The political handling of this situation looks woeful, and it has left Labour MPs from different factions of the party despairing. Labour has spent all summer with nothing other than this bad headline following it around “like a bad smell”.
New MPs are holding their first constituency surgeries only to hear time and again about Winter Fuel Allowance. Several (rightly) dread headlines about pensioners being hospitalised or worse while waiting for their pension credit claims to clear. The government has ensured that any old person falling ill or dying in a cold snap this winter will be made their direct responsibility.
There are no shortage of ways this policy could have been mitigated. Reeves could have announced that 2024 would be the last year in which Winter Fuel Allowance would be universal, giving the government a year to sort out making sure everyone who is entitled to pension credit has it in time.
It could have messaged the cut better – perhaps timing it alongside a budget, which Labour MPs are hoping has at least some crumbs of good news in it. Reeves and Starmer could actually make the case as to why they chose Winter Fuel Allowance when picking a cut.
At present, all either will say is that the Conservatives forced their hand due to the financial “black hole” they left behind. But there is almost £1 trillion a year in public spending, and this obviously was not the only choice.
The reality is that Reeves and Starmer realised this was a poorly-targeted benefit that often gives money to households that don’t need it – but they don’t want to make an argument against universal benefits, because this is wildly unpopular as a line of reasoning within the party.
They are left offering hollow justifications for an unpopular policy that no-one truly thinks is actually necessary.

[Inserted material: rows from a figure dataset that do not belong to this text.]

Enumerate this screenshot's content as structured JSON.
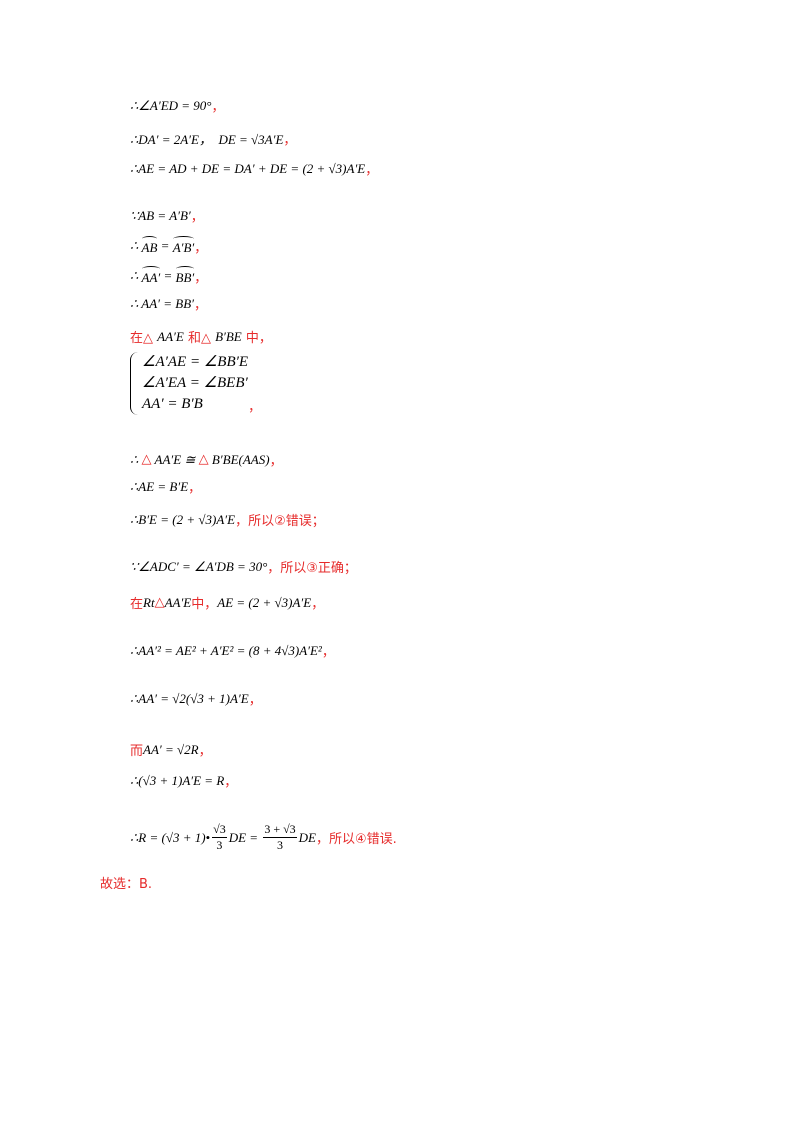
{
  "lines": [
    {
      "parts": [
        {
          "math": "∴∠A′ED = 90°"
        },
        {
          "text": "，"
        }
      ]
    },
    {
      "parts": [
        {
          "math": "∴DA′ = 2A′E，  DE = √3A′E"
        },
        {
          "text": "，"
        }
      ]
    },
    {
      "parts": [
        {
          "math": "∴AE = AD + DE = DA′ + DE = (2 + √3)A′E"
        },
        {
          "text": "，"
        }
      ]
    },
    {
      "parts": [
        {
          "math": "∵AB = A′B′"
        },
        {
          "text": "，"
        }
      ]
    },
    {
      "parts": [
        {
          "math": "∴ "
        },
        {
          "arc": "AB"
        },
        {
          "math": " = "
        },
        {
          "arc": "A′B′"
        },
        {
          "text": "，"
        }
      ]
    },
    {
      "parts": [
        {
          "math": "∴ "
        },
        {
          "arc": "AA′"
        },
        {
          "math": " = "
        },
        {
          "arc": "BB′"
        },
        {
          "text": "，"
        }
      ]
    },
    {
      "parts": [
        {
          "math": "∴ AA′ = BB′"
        },
        {
          "text": "，"
        }
      ]
    },
    {
      "parts": [
        {
          "text": "在△ "
        },
        {
          "math": "AA′E"
        },
        {
          "text": " 和△ "
        },
        {
          "math": "B′BE"
        },
        {
          "text": " 中，"
        }
      ]
    },
    {
      "system": [
        "∠A′AE = ∠BB′E",
        "∠A′EA = ∠BEB′",
        "AA′ = B′B"
      ],
      "parts": [
        {
          "text": "，"
        }
      ]
    },
    {
      "parts": [
        {
          "math": "∴ "
        },
        {
          "text": "△"
        },
        {
          "math": " AA′E ≅ "
        },
        {
          "text": "△"
        },
        {
          "math": " B′BE(AAS)"
        },
        {
          "text": "，"
        }
      ]
    },
    {
      "parts": [
        {
          "math": "∴AE = B′E"
        },
        {
          "text": "，"
        }
      ]
    },
    {
      "parts": [
        {
          "math": "∴B′E = (2 + √3)A′E"
        },
        {
          "text": "，所以②错误；"
        }
      ]
    },
    {
      "parts": [
        {
          "math": "∵∠ADC′ = ∠A′DB = 30°"
        },
        {
          "text": "，所以③正确；"
        }
      ]
    },
    {
      "parts": [
        {
          "text": "在"
        },
        {
          "math": "Rt"
        },
        {
          "text": "△"
        },
        {
          "math": "AA′E"
        },
        {
          "text": "中，"
        },
        {
          "math": "AE = (2 + √3)A′E"
        },
        {
          "text": "，"
        }
      ]
    },
    {
      "parts": [
        {
          "math": "∴AA′² = AE² + A′E² = (8 + 4√3)A′E²"
        },
        {
          "text": "，"
        }
      ]
    },
    {
      "parts": [
        {
          "math": "∴AA′ = √2(√3 + 1)A′E"
        },
        {
          "text": "，"
        }
      ]
    },
    {
      "parts": [
        {
          "text": "而"
        },
        {
          "math": "AA′ = √2R"
        },
        {
          "text": "，"
        }
      ]
    },
    {
      "parts": [
        {
          "math": "∴(√3 + 1)A′E = R"
        },
        {
          "text": "，"
        }
      ]
    },
    {
      "parts": [
        {
          "math": "∴R = (√3 + 1)•"
        },
        {
          "frac": [
            "√3",
            "3"
          ]
        },
        {
          "math": "DE = "
        },
        {
          "frac": [
            "3 + √3",
            "3"
          ]
        },
        {
          "math": "DE"
        },
        {
          "text": "，所以④错误."
        }
      ]
    },
    {
      "parts": [
        {
          "text": "故选：B."
        }
      ]
    }
  ]
}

The reality is the party wanted to show it was willing to make genuinely difficult and unpopular choices early on, and hit on this as the bullet it was prepared to bite.
Many have talked hopefully of a u-turn on the policy, but that is looking less likely as Labour’s leadership have stuck to the schedule and still plan to vote it through on Tuesday.

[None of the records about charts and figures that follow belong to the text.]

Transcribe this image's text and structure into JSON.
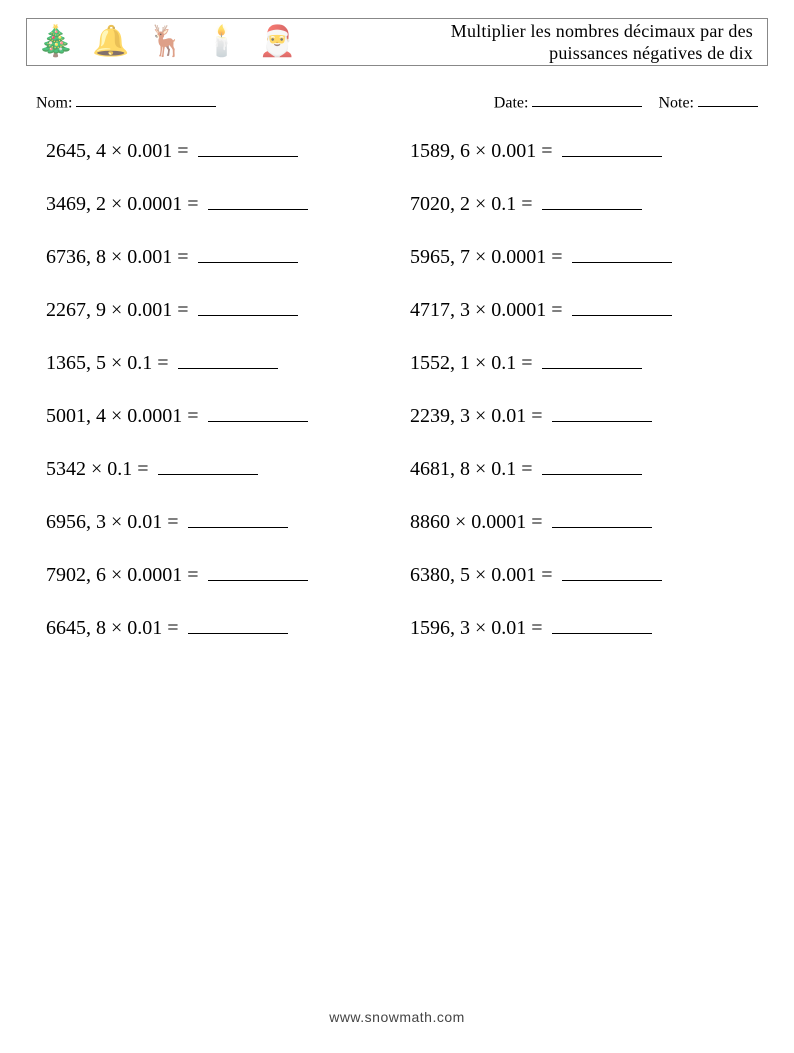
{
  "header": {
    "icons": [
      "🎄",
      "🔔",
      "🦌",
      "🕯️",
      "🎅"
    ],
    "title_line1": "Multiplier les nombres décimaux par des",
    "title_line2": "puissances négatives de dix"
  },
  "meta": {
    "name_label": "Nom:",
    "date_label": "Date:",
    "note_label": "Note:"
  },
  "problems": {
    "left": [
      {
        "expr": "2645, 4 × 0.001 ="
      },
      {
        "expr": "3469, 2 × 0.0001 ="
      },
      {
        "expr": "6736, 8 × 0.001 ="
      },
      {
        "expr": "2267, 9 × 0.001 ="
      },
      {
        "expr": "1365, 5 × 0.1 ="
      },
      {
        "expr": "5001, 4 × 0.0001 ="
      },
      {
        "expr": "5342 × 0.1 ="
      },
      {
        "expr": "6956, 3 × 0.01 ="
      },
      {
        "expr": "7902, 6 × 0.0001 ="
      },
      {
        "expr": "6645, 8 × 0.01 ="
      }
    ],
    "right": [
      {
        "expr": "1589, 6 × 0.001 ="
      },
      {
        "expr": "7020, 2 × 0.1 ="
      },
      {
        "expr": "5965, 7 × 0.0001 ="
      },
      {
        "expr": "4717, 3 × 0.0001 ="
      },
      {
        "expr": "1552, 1 × 0.1 ="
      },
      {
        "expr": "2239, 3 × 0.01 ="
      },
      {
        "expr": "4681, 8 × 0.1 ="
      },
      {
        "expr": "8860 × 0.0001 ="
      },
      {
        "expr": "6380, 5 × 0.001 ="
      },
      {
        "expr": "1596, 3 × 0.01 ="
      }
    ]
  },
  "footer": {
    "text": "www.snowmath.com"
  }
}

There is an awareness at the top of Labour that Keir Starmer has suggested several policies that will be very contentious – such a building on the green belt and reforming planning to make it harder to block development.
If Labour builds a reputation for backing off decisions this early in its term, it will get nothing done. That leaves its pragmatists in the miserable situation of hoping Starmer sticks with a choice they think is stupid and even cruel, just in the hope that he might then actually get something good done later. To say this policy has been bad for morale would be a serious understatement.
Government is full of things that no-one touches because doing so causes a world of pain. Some of them need to be grasped firmly to guide the country out of its current malaise – but most don’t. Most of them just mean months of political misery, and potentially some serious human misery in the real world too. Just because it hurts doesn’t mean it works.
Whatever happens with Winter Fuel Allowance from here on out, Labour needs to pick its battles more carefully. Its ability to get things done in the next five years, let alone to win a second term, will depend on it.